But here is what I remember: the tightest hug ever from a friend I had grown up with; the Snickers bar handed to me by a neighbor who knew I probably hadn't eaten that day. I don't remember any of the words said to me, but I do remember the courage of those who showed up that day. Courage, because that is what it sometimes takes to enter into someone else's pain or torturous situations. Because let's face it…who actually likes going to funerals? We worry about what we are going to say, where we are going to stand, funeral etiquette depending on the faith of the one who has passed. But guess what? The grieving ones will not remember your awkward condolences, or the fact you didn't kneel at the casket because it was just too close for comfort. They will remember your presence, and it will comfort them greatly. So just show up.
The Bible tells us in Romans 12:15 to, "Rejoice with those who rejoice; mourn with those who mourn", and it usually involves putting others' needs before our own.
My husband recently completed a half Iron Man. This is a huge accomplishment! It's also a very long race! 5+ hours for most. Not gonna lie, I was not too thrilled about going at first. It meant getting up at 4 a.m., standing in the cold for 3 hours before the race even began, then waiting for glimpses of him on the swim, bike, and run before seeing him come through the finish line. The kids and I were so excited to hear his name called out by the announcer at the finish line! And here's the cool part: Monday morning came, and we were all pretty exhausted from the weekend. The kids got home from school, and neither particularly wanted to go right to practice, but they went, and both had great practices!
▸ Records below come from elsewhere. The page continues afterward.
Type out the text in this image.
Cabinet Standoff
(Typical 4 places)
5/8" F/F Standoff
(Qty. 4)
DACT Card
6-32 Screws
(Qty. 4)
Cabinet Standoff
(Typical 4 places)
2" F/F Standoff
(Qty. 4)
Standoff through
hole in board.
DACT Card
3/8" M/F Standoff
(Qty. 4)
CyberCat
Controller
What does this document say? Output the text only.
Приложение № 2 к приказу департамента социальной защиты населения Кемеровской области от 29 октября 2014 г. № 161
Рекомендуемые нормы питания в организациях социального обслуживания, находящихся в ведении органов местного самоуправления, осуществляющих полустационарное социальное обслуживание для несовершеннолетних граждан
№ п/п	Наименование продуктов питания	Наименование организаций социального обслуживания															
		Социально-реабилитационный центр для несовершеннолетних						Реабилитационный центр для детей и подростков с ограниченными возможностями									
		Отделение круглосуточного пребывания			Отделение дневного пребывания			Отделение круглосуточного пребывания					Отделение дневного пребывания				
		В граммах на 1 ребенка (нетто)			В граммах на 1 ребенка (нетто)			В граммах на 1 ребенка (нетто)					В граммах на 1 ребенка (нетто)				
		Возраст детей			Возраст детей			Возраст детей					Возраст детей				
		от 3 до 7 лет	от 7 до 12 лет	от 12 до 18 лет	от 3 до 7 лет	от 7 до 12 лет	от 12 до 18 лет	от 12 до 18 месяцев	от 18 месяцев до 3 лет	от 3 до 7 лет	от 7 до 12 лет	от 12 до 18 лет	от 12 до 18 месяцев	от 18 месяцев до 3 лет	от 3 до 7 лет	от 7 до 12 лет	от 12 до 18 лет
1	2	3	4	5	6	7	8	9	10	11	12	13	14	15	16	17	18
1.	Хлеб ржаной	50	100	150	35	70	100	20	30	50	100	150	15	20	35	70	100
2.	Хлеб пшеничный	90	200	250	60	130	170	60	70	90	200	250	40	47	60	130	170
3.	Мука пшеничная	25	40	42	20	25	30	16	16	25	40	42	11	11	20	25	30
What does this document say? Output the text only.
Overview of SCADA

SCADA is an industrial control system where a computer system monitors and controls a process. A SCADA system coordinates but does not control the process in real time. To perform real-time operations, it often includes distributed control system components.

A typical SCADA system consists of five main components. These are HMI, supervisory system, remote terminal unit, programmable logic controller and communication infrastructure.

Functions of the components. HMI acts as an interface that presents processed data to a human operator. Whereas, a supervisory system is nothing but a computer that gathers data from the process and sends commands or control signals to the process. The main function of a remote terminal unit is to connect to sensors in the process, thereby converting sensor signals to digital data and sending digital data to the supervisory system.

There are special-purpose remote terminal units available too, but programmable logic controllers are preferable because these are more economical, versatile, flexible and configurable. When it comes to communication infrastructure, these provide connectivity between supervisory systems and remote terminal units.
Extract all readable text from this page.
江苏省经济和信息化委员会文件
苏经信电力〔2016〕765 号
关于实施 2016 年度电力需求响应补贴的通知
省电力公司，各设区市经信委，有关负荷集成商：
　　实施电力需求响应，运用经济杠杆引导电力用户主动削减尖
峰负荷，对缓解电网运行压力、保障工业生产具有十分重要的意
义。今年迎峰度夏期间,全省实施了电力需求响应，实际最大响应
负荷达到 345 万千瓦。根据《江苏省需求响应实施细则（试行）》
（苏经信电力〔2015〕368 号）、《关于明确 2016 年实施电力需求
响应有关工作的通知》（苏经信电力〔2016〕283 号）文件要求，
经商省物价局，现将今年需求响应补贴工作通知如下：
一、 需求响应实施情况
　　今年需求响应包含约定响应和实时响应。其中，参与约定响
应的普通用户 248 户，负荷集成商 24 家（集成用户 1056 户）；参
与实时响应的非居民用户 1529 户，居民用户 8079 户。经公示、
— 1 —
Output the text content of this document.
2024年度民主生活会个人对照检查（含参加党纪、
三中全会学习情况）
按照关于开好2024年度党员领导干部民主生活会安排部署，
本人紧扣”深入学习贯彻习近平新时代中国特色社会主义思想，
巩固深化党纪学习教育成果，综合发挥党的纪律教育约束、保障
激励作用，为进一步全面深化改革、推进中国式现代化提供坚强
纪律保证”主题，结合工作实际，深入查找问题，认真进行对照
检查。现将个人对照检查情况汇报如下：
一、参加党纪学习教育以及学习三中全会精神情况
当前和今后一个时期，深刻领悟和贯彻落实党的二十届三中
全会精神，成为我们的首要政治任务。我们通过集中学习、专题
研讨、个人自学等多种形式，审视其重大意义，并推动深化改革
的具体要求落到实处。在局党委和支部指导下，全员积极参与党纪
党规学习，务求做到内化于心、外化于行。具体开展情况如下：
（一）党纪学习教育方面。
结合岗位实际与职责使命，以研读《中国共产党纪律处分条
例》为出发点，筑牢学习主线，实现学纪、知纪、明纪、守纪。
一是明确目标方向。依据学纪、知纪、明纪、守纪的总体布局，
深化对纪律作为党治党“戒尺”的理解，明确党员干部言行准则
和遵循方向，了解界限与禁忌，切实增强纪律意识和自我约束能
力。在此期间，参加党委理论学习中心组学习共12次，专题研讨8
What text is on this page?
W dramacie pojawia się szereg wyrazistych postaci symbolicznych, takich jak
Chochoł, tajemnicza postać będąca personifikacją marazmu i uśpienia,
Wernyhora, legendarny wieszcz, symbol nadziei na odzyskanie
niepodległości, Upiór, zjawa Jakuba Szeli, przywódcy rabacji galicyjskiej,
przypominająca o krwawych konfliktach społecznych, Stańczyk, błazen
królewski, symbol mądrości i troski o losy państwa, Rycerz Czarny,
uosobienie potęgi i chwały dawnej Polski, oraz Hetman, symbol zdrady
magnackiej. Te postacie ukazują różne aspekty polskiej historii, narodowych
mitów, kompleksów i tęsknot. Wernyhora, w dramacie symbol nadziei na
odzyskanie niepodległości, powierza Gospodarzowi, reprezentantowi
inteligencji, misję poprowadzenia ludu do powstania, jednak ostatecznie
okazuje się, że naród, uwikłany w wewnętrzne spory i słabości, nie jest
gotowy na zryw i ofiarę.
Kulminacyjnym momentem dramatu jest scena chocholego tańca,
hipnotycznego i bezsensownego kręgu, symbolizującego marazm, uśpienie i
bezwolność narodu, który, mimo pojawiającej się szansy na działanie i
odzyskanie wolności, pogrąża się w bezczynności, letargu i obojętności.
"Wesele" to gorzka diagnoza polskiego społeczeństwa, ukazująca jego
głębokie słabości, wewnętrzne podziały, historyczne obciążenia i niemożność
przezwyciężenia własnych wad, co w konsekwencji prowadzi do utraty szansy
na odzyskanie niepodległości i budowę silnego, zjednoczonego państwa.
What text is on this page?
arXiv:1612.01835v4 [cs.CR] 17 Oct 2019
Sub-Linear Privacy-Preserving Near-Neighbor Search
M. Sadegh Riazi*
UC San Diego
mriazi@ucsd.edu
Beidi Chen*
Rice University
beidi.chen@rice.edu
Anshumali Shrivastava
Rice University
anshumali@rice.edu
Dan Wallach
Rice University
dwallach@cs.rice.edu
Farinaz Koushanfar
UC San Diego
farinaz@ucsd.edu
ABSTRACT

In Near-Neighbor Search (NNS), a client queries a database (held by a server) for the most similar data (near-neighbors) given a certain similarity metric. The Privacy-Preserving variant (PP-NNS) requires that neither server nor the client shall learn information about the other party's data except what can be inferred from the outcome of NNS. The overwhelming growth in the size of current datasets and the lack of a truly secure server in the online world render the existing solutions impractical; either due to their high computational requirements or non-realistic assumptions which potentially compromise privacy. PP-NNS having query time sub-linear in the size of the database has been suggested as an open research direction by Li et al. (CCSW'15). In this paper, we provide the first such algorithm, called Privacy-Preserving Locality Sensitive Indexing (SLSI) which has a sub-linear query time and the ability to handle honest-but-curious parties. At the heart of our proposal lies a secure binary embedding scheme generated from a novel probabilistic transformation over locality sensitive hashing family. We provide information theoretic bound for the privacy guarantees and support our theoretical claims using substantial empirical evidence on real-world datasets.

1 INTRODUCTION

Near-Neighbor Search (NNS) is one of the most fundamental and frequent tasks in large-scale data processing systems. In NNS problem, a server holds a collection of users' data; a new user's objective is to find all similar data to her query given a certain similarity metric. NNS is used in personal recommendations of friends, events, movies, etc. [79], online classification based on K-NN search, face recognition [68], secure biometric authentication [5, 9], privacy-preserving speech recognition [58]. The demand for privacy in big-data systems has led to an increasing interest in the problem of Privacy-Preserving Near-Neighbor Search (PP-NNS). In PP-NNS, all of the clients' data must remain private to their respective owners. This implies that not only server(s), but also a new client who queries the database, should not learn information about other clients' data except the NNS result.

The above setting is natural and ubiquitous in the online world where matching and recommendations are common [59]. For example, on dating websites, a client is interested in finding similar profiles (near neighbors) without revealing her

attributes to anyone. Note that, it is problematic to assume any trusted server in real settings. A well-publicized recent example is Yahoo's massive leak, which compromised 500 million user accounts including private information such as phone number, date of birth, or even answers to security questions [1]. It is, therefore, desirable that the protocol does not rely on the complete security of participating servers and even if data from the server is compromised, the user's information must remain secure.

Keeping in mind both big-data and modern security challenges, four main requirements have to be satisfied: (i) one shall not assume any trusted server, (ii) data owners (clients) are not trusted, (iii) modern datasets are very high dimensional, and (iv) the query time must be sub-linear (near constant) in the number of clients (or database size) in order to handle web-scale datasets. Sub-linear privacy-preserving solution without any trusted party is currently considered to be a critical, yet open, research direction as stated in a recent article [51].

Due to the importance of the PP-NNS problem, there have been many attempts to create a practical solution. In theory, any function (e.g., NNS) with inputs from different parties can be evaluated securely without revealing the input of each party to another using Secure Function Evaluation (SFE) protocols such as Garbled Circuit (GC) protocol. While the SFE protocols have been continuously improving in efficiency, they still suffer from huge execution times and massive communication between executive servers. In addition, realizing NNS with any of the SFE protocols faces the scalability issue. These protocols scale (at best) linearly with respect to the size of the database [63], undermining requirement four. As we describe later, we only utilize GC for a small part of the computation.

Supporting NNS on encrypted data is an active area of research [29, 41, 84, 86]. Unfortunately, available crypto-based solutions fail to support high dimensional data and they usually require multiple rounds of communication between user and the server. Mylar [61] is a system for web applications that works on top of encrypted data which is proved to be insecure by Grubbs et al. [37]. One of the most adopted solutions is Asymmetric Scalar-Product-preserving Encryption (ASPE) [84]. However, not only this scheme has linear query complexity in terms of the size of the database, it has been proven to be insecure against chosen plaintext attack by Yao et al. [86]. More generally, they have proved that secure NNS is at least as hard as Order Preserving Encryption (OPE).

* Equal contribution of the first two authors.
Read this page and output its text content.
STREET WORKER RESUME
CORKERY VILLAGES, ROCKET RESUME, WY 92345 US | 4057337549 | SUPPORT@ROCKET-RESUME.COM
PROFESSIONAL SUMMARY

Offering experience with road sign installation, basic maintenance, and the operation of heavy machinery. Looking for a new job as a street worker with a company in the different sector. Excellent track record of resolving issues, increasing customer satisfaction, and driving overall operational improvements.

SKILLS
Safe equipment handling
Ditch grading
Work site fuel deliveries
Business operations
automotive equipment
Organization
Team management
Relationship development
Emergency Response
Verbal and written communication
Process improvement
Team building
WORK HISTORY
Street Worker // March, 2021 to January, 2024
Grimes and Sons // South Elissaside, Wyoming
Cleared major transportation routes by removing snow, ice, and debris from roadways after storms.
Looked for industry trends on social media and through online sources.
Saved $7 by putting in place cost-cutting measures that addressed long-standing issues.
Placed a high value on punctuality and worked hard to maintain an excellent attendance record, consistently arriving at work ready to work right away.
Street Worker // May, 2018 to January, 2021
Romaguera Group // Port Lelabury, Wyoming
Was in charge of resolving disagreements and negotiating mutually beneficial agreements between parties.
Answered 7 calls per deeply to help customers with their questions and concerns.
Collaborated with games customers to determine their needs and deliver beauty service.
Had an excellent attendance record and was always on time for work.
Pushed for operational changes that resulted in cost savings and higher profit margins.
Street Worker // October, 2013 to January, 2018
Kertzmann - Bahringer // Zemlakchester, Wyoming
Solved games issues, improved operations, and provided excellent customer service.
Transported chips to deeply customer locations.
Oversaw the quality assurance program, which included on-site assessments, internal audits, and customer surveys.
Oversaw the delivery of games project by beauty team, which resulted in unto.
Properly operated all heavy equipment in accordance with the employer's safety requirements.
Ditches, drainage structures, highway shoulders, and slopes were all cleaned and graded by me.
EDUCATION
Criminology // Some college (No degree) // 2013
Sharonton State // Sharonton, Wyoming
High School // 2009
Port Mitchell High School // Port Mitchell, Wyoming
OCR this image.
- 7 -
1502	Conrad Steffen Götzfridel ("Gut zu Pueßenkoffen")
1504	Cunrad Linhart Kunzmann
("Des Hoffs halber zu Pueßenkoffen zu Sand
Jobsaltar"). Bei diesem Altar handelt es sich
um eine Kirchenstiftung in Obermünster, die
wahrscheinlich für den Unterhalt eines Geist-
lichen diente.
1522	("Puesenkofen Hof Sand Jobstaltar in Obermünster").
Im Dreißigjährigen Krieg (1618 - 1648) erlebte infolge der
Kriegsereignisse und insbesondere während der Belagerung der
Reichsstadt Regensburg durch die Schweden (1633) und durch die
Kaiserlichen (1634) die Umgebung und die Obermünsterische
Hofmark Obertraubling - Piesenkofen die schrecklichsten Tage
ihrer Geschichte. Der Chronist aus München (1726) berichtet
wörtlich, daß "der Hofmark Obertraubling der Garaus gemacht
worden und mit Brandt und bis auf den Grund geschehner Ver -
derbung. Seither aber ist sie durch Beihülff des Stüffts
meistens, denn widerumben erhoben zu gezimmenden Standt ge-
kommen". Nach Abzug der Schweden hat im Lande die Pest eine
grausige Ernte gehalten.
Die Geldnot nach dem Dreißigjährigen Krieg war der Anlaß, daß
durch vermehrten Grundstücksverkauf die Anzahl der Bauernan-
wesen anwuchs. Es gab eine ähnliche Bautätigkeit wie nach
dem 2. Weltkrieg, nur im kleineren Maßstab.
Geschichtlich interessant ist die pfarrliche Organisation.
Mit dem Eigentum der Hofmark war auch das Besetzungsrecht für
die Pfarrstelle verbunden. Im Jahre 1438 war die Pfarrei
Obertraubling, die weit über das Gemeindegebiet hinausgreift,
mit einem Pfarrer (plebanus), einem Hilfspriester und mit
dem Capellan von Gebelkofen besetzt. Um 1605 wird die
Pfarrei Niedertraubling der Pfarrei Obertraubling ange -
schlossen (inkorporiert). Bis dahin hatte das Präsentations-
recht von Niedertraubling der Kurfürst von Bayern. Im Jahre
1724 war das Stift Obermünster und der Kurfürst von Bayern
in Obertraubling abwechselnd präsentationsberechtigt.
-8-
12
They learned from their father doing really hard things pays off and makes you stronger. And I pray they learned from their mother to just show up.
As we face the beginning of the school year and have no idea what's in store. I pray our school community just shows up for each other for the victories and for the defeats, for the joy and for the pain. Our community showing up for each other in Jesus' name is what makes this such a great place to be.